Brussels – Another round, more half-silences. The EU does not want to raise its voice on Serbia, choosing not to tackle two key issues: the closeness of President Aleksandar Vučić to Vladimir Putin‘s Russia and the repression of anti-government protests. On a visit to Belgrade, Kaja Kallas was just a tad more talkative than António Costa, who had preceded her by about ten days. But even she failed to pronounce a clear-cut condemnation of the Serbian leader’s authoritarianism, nor the candidate country’s slide towards Moscow.
For the second time in a dozen days, one of the EU summits came to Belgrade to confront the Serbian leadership on the progress in the accession process. Today (22 May) it was the turn of Kaja Kallas, after the President of the European Council António Costa on 13 May.
Compared to the latter, the High Representative was a bit more blunt. “I want to emphasise that we need to see concrete actions from the Balkan country that demonstrate a real willingness to progress on the path to EU membership,” she said in front of reporters. The only way for Belgrade to advance on the European path, she said, is to realise real reforms, not cosmetic ones. “There are no shortcuts to membership,” she added, suggesting that “the next steps include freedom of the media, fighting corruption, and electoral reform.”
My message to the authorities in Belgrade is clear.
I want to see Serbia advancing towards the EU. For that, political leaders must deliver the necessary reforms and clarify the strategic direction.
This is best done by restoring trust and staying true to democratic principles.
pic.twitter.com/I9Jv9BV33P — Kaja Kallas (@kajakallas)
May 22, 2025
These reforms, she noted, will benefit the entire population, starting with the young animators of the fierce student movement, who have been pouring into the streets for months to demand a serious commitment against the rampant corruption and claim their European future. A future in which “the autonomy of universities must be respected”, said Kallas, explicitly recognising the demands of the protesters.
But his loquacity stopped there. No condemnation of the government-ordered repression of protests, other than vague words about the need for “candidate countries to follow the principles of human rights“, including that of a fair trial, which was denied to the students arbitrarily detained in Serbian prisons.
And no explicit condemnation either of President Vučić’s sensational trip to Moscow, where he participated in the celebrations on 9 May together with Vladimir Putin.
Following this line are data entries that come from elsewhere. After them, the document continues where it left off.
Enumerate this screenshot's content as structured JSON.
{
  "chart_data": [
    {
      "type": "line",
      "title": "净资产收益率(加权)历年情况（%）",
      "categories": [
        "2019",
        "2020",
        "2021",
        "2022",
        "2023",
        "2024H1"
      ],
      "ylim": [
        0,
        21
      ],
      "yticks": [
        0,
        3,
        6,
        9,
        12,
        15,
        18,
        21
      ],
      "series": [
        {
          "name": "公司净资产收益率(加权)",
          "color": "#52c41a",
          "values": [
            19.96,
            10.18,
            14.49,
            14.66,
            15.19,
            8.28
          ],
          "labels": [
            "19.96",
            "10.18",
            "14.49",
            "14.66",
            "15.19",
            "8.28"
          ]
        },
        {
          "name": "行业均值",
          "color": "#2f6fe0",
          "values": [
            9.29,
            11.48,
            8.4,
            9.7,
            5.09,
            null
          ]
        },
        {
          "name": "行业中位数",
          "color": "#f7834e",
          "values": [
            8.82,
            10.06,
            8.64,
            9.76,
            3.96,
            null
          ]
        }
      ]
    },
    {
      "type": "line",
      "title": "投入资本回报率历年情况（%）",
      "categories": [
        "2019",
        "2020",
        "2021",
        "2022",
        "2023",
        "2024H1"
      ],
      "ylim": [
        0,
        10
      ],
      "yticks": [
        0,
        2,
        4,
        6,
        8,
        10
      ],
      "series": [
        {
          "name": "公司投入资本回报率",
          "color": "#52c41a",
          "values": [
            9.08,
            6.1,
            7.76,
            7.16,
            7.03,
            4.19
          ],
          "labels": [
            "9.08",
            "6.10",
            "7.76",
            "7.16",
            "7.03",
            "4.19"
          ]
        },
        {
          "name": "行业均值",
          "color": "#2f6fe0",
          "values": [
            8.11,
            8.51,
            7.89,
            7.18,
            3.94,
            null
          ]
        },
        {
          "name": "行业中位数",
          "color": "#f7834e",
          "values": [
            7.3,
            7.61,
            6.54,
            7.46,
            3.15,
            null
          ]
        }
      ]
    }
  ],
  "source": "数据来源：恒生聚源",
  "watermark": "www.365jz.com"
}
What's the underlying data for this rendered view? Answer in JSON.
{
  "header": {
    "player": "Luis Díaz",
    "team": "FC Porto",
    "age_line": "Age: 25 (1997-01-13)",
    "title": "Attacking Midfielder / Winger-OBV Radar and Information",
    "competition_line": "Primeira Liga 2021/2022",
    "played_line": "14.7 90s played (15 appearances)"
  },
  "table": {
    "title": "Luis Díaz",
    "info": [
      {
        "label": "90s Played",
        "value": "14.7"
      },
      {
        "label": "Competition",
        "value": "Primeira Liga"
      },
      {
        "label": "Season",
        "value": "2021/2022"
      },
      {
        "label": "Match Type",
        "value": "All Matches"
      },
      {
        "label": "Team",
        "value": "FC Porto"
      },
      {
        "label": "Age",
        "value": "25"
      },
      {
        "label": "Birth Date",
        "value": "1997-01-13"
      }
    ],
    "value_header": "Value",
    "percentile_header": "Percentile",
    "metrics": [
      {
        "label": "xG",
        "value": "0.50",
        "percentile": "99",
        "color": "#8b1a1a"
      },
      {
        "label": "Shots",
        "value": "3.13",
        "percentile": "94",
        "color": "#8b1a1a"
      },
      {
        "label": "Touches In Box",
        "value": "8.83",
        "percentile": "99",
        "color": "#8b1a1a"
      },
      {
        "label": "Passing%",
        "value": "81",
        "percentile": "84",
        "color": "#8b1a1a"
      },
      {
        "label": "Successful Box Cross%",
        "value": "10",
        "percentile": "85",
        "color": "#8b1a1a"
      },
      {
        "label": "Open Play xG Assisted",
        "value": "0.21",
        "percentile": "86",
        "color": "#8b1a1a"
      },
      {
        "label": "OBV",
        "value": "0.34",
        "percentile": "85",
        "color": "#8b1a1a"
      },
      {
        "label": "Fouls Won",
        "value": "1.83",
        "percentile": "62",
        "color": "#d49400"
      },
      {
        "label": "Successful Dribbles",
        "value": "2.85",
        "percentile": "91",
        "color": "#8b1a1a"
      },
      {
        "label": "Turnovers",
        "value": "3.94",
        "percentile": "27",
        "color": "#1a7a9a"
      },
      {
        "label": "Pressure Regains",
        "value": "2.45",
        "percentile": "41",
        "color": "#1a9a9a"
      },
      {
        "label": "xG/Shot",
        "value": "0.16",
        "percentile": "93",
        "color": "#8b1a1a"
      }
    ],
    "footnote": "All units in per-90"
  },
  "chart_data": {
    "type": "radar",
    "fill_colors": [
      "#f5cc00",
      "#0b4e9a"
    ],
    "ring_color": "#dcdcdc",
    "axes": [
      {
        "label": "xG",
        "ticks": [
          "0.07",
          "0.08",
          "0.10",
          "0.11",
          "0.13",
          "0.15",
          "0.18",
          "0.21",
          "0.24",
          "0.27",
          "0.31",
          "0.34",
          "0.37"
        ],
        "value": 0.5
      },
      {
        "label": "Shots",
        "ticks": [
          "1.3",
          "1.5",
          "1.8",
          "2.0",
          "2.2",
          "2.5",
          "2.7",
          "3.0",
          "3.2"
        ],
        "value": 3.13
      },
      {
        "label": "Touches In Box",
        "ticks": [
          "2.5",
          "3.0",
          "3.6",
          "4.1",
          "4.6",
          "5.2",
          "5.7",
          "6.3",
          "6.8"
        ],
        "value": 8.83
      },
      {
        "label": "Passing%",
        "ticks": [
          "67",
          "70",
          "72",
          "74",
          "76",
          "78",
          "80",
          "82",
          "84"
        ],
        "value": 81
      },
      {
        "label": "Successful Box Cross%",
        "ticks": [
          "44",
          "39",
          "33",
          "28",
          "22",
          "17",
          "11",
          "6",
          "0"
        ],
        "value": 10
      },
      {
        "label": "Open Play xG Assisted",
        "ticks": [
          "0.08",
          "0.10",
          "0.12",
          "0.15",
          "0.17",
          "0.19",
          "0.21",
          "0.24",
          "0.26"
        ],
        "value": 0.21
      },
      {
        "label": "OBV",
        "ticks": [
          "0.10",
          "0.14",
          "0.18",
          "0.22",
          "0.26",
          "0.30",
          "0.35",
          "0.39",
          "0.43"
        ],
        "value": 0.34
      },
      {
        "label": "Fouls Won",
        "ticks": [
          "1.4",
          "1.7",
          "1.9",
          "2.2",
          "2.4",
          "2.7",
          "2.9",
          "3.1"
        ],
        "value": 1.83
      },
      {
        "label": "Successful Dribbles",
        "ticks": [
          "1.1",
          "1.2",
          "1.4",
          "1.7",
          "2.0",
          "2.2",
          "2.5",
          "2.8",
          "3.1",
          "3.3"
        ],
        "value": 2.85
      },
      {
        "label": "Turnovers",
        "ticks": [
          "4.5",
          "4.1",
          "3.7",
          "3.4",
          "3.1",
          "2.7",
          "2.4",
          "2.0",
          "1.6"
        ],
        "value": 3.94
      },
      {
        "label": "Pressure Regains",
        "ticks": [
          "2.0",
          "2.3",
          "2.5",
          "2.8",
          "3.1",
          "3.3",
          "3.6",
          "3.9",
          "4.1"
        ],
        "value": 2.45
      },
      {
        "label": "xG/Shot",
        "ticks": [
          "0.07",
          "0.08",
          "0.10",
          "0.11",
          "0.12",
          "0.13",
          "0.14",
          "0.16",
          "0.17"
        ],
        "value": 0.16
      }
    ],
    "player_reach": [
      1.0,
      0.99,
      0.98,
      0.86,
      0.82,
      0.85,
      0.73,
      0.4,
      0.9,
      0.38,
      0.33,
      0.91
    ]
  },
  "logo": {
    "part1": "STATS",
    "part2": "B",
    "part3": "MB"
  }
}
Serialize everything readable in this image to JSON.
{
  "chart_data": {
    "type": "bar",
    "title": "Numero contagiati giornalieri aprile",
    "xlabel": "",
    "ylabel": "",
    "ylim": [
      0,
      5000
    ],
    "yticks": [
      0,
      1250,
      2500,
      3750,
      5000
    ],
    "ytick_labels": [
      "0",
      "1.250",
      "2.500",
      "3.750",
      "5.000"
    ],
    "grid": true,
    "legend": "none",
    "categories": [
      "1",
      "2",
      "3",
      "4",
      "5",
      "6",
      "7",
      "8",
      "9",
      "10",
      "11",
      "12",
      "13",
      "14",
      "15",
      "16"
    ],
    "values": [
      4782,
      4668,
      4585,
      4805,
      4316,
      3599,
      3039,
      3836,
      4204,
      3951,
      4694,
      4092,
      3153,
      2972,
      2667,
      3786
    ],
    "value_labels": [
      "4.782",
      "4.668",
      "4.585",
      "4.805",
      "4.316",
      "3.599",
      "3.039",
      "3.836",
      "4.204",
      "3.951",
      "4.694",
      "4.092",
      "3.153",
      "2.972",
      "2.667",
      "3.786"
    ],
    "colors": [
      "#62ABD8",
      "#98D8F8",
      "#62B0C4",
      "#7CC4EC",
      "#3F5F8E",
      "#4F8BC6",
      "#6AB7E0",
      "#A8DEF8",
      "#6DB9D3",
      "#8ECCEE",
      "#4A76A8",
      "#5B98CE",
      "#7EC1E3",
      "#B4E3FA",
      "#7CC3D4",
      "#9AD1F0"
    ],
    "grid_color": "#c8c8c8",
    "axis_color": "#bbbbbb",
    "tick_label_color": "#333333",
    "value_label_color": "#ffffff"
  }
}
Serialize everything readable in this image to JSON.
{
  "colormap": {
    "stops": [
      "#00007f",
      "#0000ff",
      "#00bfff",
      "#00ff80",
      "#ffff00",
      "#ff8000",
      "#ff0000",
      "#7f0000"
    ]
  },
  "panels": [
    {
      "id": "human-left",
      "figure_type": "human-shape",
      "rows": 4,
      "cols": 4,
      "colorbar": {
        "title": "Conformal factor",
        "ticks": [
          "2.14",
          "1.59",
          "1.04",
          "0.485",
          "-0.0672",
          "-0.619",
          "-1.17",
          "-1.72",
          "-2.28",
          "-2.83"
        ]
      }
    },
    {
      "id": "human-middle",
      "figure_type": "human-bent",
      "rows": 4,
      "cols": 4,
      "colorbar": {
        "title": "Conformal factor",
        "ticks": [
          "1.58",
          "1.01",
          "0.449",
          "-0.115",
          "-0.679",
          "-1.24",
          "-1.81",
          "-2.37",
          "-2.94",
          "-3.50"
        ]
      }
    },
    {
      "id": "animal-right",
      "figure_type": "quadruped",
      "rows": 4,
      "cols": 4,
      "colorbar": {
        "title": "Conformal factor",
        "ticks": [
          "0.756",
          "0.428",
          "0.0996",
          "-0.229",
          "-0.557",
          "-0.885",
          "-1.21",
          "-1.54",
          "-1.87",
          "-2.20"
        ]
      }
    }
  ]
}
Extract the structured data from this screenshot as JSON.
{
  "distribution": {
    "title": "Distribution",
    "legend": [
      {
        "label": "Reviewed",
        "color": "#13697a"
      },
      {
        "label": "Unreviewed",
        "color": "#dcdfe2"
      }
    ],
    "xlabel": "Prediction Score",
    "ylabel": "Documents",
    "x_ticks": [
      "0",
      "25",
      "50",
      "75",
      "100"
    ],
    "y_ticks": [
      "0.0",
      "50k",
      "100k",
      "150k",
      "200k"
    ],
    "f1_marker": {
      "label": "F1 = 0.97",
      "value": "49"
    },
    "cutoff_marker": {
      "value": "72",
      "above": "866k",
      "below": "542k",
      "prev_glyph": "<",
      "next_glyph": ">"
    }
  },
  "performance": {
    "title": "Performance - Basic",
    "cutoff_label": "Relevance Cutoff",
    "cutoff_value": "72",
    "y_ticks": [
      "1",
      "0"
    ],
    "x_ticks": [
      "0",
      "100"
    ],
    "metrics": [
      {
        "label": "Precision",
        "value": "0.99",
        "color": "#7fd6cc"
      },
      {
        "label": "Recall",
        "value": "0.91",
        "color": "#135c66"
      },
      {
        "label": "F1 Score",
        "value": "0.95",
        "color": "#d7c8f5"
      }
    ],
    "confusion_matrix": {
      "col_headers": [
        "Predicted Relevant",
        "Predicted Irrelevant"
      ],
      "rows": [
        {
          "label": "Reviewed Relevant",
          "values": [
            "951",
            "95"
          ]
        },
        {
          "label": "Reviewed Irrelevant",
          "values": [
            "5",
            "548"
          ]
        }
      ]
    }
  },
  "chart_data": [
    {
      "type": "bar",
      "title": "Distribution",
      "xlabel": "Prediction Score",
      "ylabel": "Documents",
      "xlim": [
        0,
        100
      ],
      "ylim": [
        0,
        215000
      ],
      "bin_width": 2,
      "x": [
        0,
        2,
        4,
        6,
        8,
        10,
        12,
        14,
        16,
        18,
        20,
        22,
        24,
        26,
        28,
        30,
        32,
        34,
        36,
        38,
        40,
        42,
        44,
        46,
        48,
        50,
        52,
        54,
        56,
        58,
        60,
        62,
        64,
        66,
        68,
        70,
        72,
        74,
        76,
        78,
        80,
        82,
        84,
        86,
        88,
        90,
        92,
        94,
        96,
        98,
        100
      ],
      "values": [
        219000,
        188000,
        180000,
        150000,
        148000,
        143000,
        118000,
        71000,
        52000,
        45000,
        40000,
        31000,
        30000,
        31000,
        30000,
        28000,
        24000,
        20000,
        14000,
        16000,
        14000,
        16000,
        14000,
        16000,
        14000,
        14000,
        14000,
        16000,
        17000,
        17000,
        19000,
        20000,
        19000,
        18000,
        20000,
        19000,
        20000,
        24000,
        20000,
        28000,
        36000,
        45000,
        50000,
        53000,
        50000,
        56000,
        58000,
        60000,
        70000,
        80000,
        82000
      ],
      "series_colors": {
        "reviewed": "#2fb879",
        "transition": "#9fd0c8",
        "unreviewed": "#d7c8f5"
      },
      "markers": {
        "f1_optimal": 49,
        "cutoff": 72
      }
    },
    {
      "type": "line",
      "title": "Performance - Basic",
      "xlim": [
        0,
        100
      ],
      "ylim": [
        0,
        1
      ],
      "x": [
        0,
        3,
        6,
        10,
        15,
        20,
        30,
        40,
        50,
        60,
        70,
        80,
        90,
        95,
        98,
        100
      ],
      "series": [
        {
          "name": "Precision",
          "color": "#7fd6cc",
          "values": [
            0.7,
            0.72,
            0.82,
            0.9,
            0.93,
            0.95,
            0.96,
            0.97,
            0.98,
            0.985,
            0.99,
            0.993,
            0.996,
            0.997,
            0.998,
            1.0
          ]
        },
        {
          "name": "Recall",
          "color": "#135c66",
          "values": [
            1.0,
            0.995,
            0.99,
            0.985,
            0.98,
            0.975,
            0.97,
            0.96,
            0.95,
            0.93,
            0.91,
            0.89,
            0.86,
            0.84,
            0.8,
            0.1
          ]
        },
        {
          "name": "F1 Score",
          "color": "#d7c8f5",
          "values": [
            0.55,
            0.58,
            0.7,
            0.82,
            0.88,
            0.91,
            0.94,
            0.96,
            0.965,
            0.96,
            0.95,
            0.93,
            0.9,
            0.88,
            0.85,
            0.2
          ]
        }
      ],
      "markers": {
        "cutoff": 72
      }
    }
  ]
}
This was a real slap in the face to Kallas herself, who had personally urged the leaders of member states and candidate countries not to show up on Red Square (representing the first category was Slovak Prime Minister Robert Fico).
Answering a question on the subject, the twelve-star diplomacy chief merely repeated that “my point of view is very clear, I do not understand why it is necessary to stand side by side with the person who is conducting this horrible war in Ukraine“. She then added, without further elaborating, that the head of state “explained to me his side of the story” during a “very long discussion.”

Vučić’s closeness to the Kremlin is one of the biggest embarrassments in Brussels as far as the candidate country’s foreign policy is concerned. The other element that is “obstructing alignment with CFSP“, i.e. EU foreign policy, is the stalemate in the process known as the Belgrade-Pristina Dialogue, the aim of which is the normalisation of diplomatic relations between Serbia and Kosovo.
“Serbia is facing important geostrategic choices“, Kallas remarked, and must decide “where it wants to stand”. “Serbia’s European future depends on the values it chooses to uphold” at home and abroad, the High Representative said: both in relations with Russia and in neighbourhood relations, starting with Kosovo and Bosnia-Herzegovina.
Kallas’s invitation: “It is time to overcome the past and focus on our common future“. Brussels encourages the Western Balkan partners to “build on the current momentum of enlargement” while recognising the slow pace of a process that has so far produced few concrete results. Kalla acknowledges that if the candidate countries implement reforms but the Twenty-Seven do not do ‘their homework’, the risk is to fuel ‘frustration’ in citizens.
Her visit to Belgrade was the first leg of a tour of the region that traces, albeit in a shortened version, that of Costa: having left Serbia, the High Representative travelled to Kosovo. From Pristina, she announced that the EU “has begun to gradually lift the measures introduced in June 2023,” i.e. the sanctions that followed the clashes in the country’s north, but that the total removal remains “conditional” on a complete de-escalation. Tomorrow, the High Representative will conclude her trip to North Macedonia.